The testing framework integrates directly into the same console. tf tests.txt loads test vectors from the Proto C++ project, and te runs them against the live simulation. The same vectors that checked the C++ prototype now check the microcode on the actual simulated hardware.

The complete debugger command set, keyboard shortcuts, build instructions, and test framework details are in the Qt Simulator and Debugger Reference in the repository’s docs/ folder.

I cannot overstate how much time this saved. Microcode bugs tend to be subtle: a flag not cleared at the right moment, a register indexed one nibble off, a branch condition backwards. Without source-level debugging, tracking these down would be a very slow process. With it, most bugs reduced to setting a breakpoint near the suspect code, single-step through it, watching the registers and finding the line where something unexpected happens.

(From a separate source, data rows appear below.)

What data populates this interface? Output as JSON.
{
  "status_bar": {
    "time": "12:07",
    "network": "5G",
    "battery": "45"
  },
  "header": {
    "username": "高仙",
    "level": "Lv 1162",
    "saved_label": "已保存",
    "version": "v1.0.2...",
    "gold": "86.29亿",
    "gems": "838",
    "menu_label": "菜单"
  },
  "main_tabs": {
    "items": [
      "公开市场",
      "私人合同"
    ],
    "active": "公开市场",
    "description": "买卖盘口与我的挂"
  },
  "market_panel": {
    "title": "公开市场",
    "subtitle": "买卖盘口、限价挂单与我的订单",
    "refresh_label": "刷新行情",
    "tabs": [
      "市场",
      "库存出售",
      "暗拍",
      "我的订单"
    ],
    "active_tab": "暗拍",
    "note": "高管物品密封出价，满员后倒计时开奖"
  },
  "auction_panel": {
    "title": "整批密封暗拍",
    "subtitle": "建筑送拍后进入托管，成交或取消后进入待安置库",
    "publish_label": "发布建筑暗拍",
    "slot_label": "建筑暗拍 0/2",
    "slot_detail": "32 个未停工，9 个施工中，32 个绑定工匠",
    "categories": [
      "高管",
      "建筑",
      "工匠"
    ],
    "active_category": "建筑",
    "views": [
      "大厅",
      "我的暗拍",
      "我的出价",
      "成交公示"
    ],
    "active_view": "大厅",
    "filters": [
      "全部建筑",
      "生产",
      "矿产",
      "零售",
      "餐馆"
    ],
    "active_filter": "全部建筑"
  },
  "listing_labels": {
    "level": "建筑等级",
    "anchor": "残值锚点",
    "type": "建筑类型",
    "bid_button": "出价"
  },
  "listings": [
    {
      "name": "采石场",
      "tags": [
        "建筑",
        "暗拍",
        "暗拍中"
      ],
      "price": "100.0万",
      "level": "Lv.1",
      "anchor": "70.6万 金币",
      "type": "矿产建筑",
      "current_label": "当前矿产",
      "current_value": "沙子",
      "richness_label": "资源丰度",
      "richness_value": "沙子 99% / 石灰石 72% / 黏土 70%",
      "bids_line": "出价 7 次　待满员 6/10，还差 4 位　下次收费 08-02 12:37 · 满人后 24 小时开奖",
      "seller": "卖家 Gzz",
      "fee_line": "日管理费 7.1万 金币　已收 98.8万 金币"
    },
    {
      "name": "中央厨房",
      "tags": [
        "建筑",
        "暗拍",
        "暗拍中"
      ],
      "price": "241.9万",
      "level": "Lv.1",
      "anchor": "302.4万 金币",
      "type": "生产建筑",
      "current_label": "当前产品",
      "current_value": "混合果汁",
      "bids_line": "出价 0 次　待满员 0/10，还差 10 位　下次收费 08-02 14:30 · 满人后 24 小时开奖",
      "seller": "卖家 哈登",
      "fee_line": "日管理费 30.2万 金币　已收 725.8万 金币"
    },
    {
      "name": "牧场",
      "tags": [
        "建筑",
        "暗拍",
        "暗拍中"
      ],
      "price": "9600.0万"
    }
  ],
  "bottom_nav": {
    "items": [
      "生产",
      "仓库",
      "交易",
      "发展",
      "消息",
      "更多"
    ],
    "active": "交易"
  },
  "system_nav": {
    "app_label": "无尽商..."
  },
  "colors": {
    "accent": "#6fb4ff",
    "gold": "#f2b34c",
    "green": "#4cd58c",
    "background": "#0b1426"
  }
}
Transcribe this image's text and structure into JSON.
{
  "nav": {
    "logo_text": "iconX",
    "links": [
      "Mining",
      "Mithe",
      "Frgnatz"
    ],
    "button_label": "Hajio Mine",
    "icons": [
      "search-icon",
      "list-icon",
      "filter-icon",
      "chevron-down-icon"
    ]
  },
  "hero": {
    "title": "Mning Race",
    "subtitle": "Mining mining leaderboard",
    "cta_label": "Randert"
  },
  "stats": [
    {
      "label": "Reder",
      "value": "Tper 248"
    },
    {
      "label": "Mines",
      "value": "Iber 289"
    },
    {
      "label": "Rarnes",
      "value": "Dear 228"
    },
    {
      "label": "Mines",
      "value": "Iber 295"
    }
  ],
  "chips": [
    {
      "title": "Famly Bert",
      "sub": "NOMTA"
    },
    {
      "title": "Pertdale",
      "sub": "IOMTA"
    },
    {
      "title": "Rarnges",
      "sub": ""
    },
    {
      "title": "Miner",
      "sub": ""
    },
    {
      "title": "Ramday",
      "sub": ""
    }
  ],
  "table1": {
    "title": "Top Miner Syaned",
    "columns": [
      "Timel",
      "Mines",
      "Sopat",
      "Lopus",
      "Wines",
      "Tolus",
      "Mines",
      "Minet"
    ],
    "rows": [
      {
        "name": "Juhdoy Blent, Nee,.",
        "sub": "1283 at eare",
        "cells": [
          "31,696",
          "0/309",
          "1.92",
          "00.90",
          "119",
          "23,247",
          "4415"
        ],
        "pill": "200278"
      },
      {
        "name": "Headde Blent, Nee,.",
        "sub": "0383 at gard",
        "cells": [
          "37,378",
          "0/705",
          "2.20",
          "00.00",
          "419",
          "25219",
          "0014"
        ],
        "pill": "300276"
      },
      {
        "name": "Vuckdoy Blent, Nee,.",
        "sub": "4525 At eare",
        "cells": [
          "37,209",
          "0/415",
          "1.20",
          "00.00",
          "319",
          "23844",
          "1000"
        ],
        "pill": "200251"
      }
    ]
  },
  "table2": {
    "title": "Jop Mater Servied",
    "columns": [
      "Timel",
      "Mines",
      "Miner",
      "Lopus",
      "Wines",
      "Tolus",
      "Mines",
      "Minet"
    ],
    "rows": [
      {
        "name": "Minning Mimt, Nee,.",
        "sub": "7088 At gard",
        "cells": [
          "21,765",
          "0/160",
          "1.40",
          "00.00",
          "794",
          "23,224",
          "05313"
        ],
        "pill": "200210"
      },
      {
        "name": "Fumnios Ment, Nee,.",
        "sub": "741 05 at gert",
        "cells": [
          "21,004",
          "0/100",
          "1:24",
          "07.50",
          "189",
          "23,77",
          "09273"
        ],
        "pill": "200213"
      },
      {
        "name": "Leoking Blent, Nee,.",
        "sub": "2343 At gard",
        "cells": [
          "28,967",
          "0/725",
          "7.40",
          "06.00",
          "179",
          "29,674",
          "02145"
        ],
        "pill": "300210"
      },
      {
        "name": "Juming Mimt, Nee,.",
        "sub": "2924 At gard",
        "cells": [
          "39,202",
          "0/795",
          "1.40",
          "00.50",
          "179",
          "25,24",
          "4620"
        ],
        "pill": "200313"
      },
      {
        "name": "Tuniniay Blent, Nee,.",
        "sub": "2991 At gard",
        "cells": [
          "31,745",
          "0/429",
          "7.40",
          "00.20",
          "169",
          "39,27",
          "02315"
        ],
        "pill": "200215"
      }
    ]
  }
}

The same Qt application compiles to WebAssembly and runs in a browser, which is how the live demo on baltazarstudios.com works, and anyone can play with that online.

Microcode in Context

The microcode is not a static artifact. Between the initial 2021 implementation and my 2025 revision, the calculation algorithms were rewritten based on the improved Proto C++ reference: tighter guard digit handling, better rounding, the CALLI and other optimizations. Some functions were added (atan2, the statistical accumulators), some were restructured. The scripting layer absorbed more and more functions that had been in assembly.

The following set of graphs provide some insight into the microcode use of the CPU instructions.

The next post covers the physical hardware: boards, keypad, display, and the long journey from a breadboard to a self-contained battery-powered device. After that, the precision improvements of the 2025 revision. But if there is one thing I want the reader to take away from this post, it is this: writing microcode for a calculator is not just writing software. It is writing software in a language you invented, for a machine you built, to implement mathematics you verified from first principles. At every level, it is yours.

That is either terrifying or exciting, depending on your disposition. For me, it was definitely exciting. 🙂


All microcode source is in the ucode/ folder of the FPGA-Calculator repository. The calctest utility and test vectors are in calctest/.